Aavo Sarap

Personal information
- Date of birth: 21 April 1962 (age 64)
- Place of birth: Tallinn, then part of Estonian SSR, Soviet Union
- Height: 1.80 m (5 ft 11 in)

Managerial career
- Years: Team
- 1995: Estonia
- 2004–2009: Kalev
- 2009: Atlantis
- 2011: Gnistan

= Aavo Sarap =

Estonian football coach

Aavo Sarap (born 21 April 1962 in Tallinn) is an Estonian football coach.

==Coaching career==
Sarap has also coached the Estonian national team during 1995.
In 2004 Aavo Sarap became the head coach of then in II Liiga JK Tallinna Kalev.
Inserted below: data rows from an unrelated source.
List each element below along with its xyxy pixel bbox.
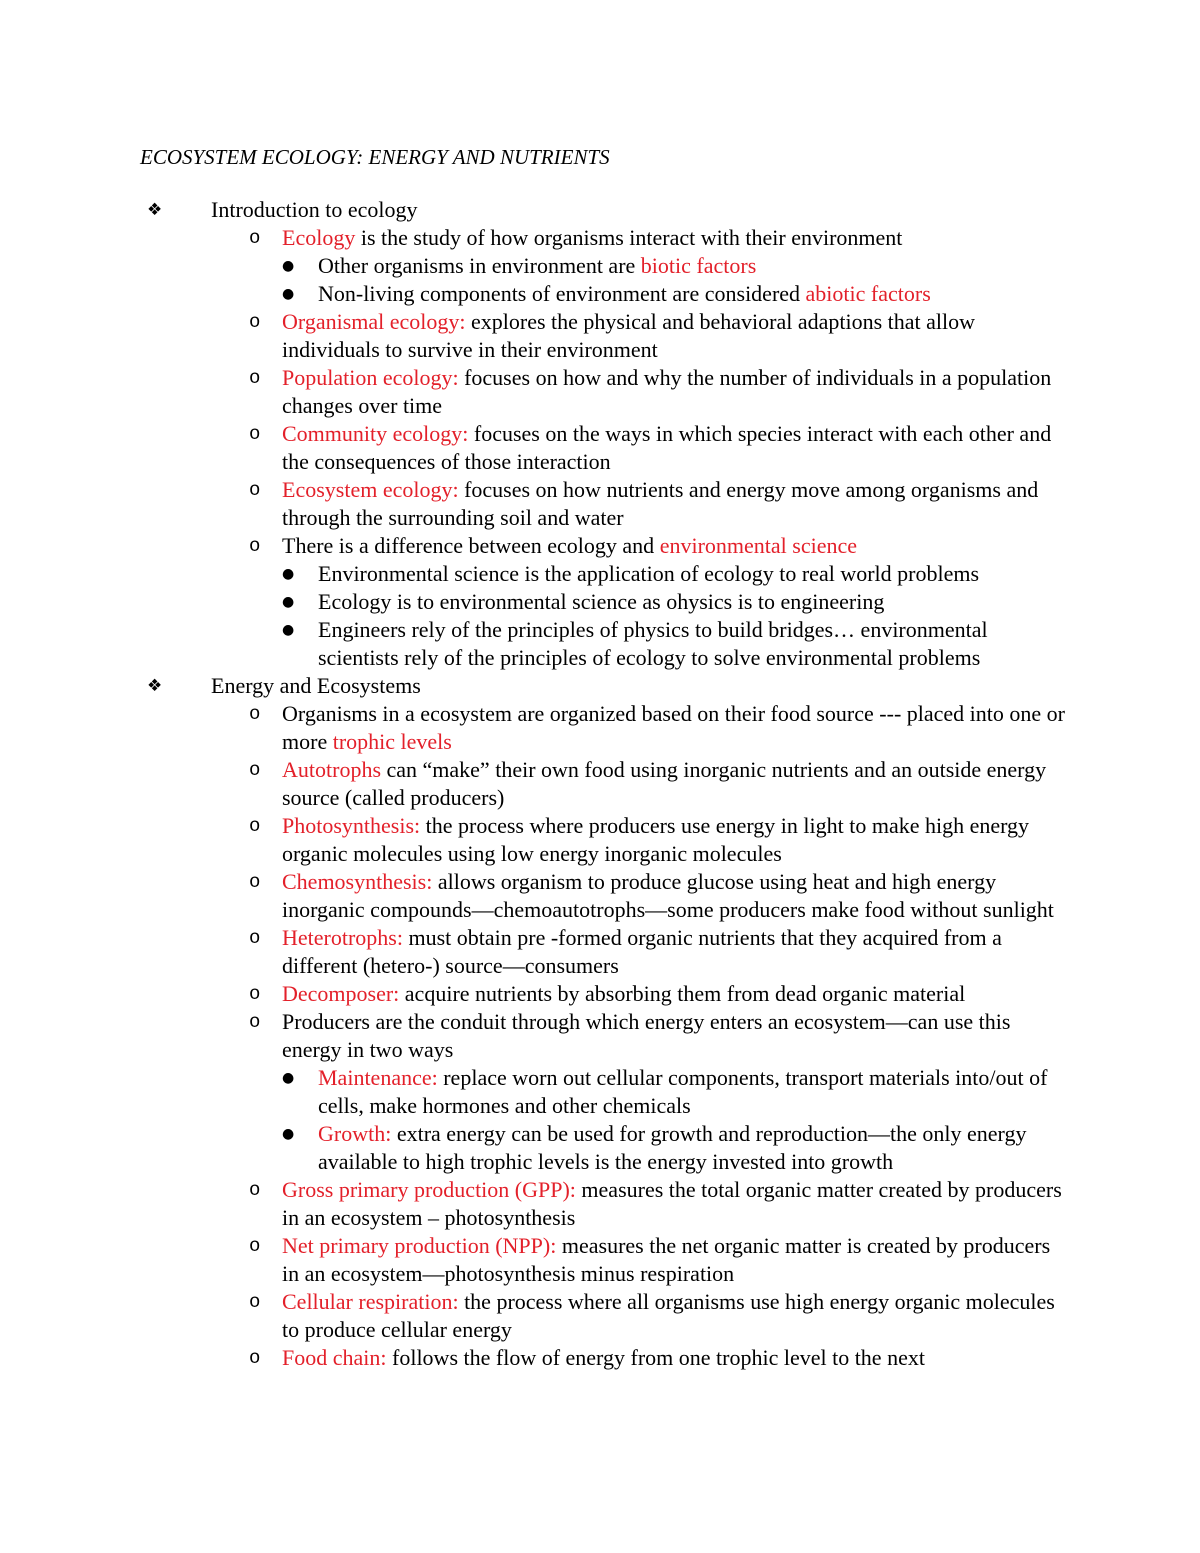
key-term: Decomposer:: [282, 981, 400, 1006]
circle-o-bullet-icon: o: [249, 1179, 261, 1201]
item-text: Environmental science is the application of ecology to real world problems: [318, 561, 980, 586]
item-text: Producers are the conduit through which energy enters an ecosystem—can use this energy in two ways: [282, 1009, 1011, 1062]
filled-dot-bullet-icon: ●: [282, 1070, 295, 1086]
item-text: follows the flow of energy from one trophic level to the next: [386, 1345, 925, 1370]
filled-dot-bullet-icon: ●: [282, 594, 295, 610]
list-item: [0, 1344, 1072, 1372]
item-text: the process where all organisms use high energy organic molecules to produce cellular energy: [282, 1289, 1055, 1342]
filled-dot-bullet-icon: ●: [282, 622, 295, 638]
list-item: [0, 1288, 1072, 1344]
item-text: Non-living components of environment are considered: [318, 281, 806, 306]
item-text: must obtain pre -formed organic nutrients that they acquired from a different (hetero-) source—consumers: [282, 925, 1002, 978]
circle-o-bullet-icon: o: [249, 703, 261, 725]
item-text: focuses on the ways in which species interact with each other and the consequences of those interaction: [282, 421, 1052, 474]
circle-o-bullet-icon: o: [249, 535, 261, 557]
key-term: Population ecology:: [282, 365, 459, 390]
sub-list-item: [0, 280, 1068, 308]
item-text: is the study of how organisms interact with their environment: [355, 225, 903, 250]
item-text: Other organisms in environment are: [318, 253, 641, 278]
item-text: can “make” their own food using inorganic nutrients and an outside energy source (called producers): [282, 757, 1047, 810]
circle-o-bullet-icon: o: [249, 983, 261, 1005]
key-term: Gross primary production (GPP):: [282, 1177, 576, 1202]
circle-o-bullet-icon: o: [249, 367, 261, 389]
sub-list-item: [0, 560, 1068, 588]
circle-o-bullet-icon: o: [249, 1291, 261, 1313]
list-item: [0, 812, 1072, 868]
circle-o-bullet-icon: o: [249, 479, 261, 501]
key-term: biotic factors: [640, 253, 757, 278]
circle-o-bullet-icon: o: [249, 759, 261, 781]
diamond-bullet-icon: ❖: [147, 676, 163, 696]
section-heading: ❖ Energy and Ecosystems: [147, 673, 421, 698]
list-item: [0, 532, 1072, 560]
circle-o-bullet-icon: o: [249, 423, 261, 445]
item-text: Ecology is to environmental science as ohysics is to engineering: [318, 589, 885, 614]
key-term: Maintenance:: [318, 1065, 438, 1090]
circle-o-bullet-icon: o: [249, 1235, 261, 1257]
list-item: [0, 420, 1072, 476]
circle-o-bullet-icon: o: [249, 311, 261, 333]
document-body: [0, 196, 1200, 1372]
item-text: focuses on how nutrients and energy move among organisms and through the surrounding soil and water: [282, 477, 1039, 530]
key-term: Net primary production (NPP):: [282, 1233, 557, 1258]
key-term: Ecosystem ecology:: [282, 477, 459, 502]
key-term: Community ecology:: [282, 421, 469, 446]
item-text: allows organism to produce glucose using heat and high energy inorganic compounds—chemoautotrophs—some producers make food without sunlight: [282, 869, 1054, 922]
sub-list-item: [0, 252, 1068, 280]
list-item: [0, 364, 1072, 420]
list-item: [0, 224, 1072, 252]
item-text: Engineers rely of the principles of physics to build bridges… environmental scientists rely of the principles of ecology to solve environmental problems: [318, 617, 988, 670]
list-item: [0, 1232, 1072, 1288]
key-term: Ecology: [282, 225, 356, 250]
section-heading: ❖ Introduction to ecology: [147, 197, 418, 222]
filled-dot-bullet-icon: ●: [282, 286, 295, 302]
list-item: [0, 924, 1072, 980]
list-item: [0, 700, 1072, 756]
list-item: [0, 868, 1072, 924]
circle-o-bullet-icon: o: [249, 227, 261, 249]
key-term: Organismal ecology:: [282, 309, 466, 334]
list-item: [0, 1008, 1072, 1064]
filled-dot-bullet-icon: ●: [282, 1126, 295, 1142]
item-text: replace worn out cellular components, transport materials into/out of cells, make hormones and other chemicals: [318, 1065, 1048, 1118]
circle-o-bullet-icon: o: [249, 927, 261, 949]
item-text: Organisms in a ecosystem are organized based on their food source --- placed into one or more: [282, 701, 1065, 754]
item-text: explores the physical and behavioral adaptions that allow individuals to survive in their environment: [282, 309, 976, 362]
filled-dot-bullet-icon: ●: [282, 258, 295, 274]
list-item: [0, 308, 1072, 364]
list-item: [0, 980, 1072, 1008]
sub-list-item: [0, 616, 1068, 672]
key-term: Cellular respiration:: [282, 1289, 459, 1314]
item-text: acquire nutrients by absorbing them from dead organic material: [399, 981, 966, 1006]
key-term: Heterotrophs:: [282, 925, 403, 950]
item-text: the process where producers use energy in light to make high energy organic molecules using low energy inorganic molecules: [282, 813, 1030, 866]
sub-list-item: [0, 588, 1068, 616]
key-term: abiotic factors: [805, 281, 931, 306]
key-term: Autotrophs: [282, 757, 381, 782]
list-item: [0, 1176, 1072, 1232]
circle-o-bullet-icon: o: [249, 815, 261, 837]
list-item: [0, 476, 1072, 532]
circle-o-bullet-icon: o: [249, 1347, 261, 1369]
sub-list-item: [0, 1064, 1068, 1120]
item-text: There is a difference between ecology and: [282, 533, 660, 558]
key-term: trophic levels: [332, 729, 452, 754]
filled-dot-bullet-icon: ●: [282, 566, 295, 582]
sub-list-item: [0, 1120, 1068, 1176]
key-term: Chemosynthesis:: [282, 869, 433, 894]
key-term: Photosynthesis:: [282, 813, 421, 838]
key-term: Food chain:: [282, 1345, 387, 1370]
item-text: extra energy can be used for growth and reproduction—the only energy available to high trophic levels is the energy invested into growth: [318, 1121, 1027, 1174]
diamond-bullet-icon: ❖: [147, 200, 163, 220]
item-text: focuses on how and why the number of individuals in a population changes over time: [282, 365, 1052, 418]
item-text: measures the total organic matter created by producers in an ecosystem – photosynthesis: [282, 1177, 1062, 1230]
key-term: Growth:: [318, 1121, 392, 1146]
item-text: measures the net organic matter is created by producers in an ecosystem—photosynthesis minus respiration: [282, 1233, 1051, 1286]
key-term: environmental science: [659, 533, 857, 558]
circle-o-bullet-icon: o: [249, 1011, 261, 1033]
page-title: ECOSYSTEM ECOLOGY: ENERGY AND NUTRIENTS: [140, 145, 610, 169]
list-item: [0, 756, 1072, 812]
circle-o-bullet-icon: o: [249, 871, 261, 893]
The team was promoted to Esiliiga where they missed out on promotion in 2005, but in 2006 Sarap lead Kalev to promotion playoffs where they beat JK Viljandi Tulevik in two match aggregate by an away goal. In 2007 Sarap lead Tallinna Kalev to 6th-place finish as the best amateur team in the top division Meistriliiga. In 2008 the club again impressed by staying in the top division after finishing 8th this time around. In 2009 when Kalev was on the verge of relegation Tallinna Kalev's and Aavo Sarap's successful alliance found its end.
Sarap is also the former coach of Atlantis FC and descended with the team in the 2009 season. He worked as the head coach of IF Gnistan in 2011.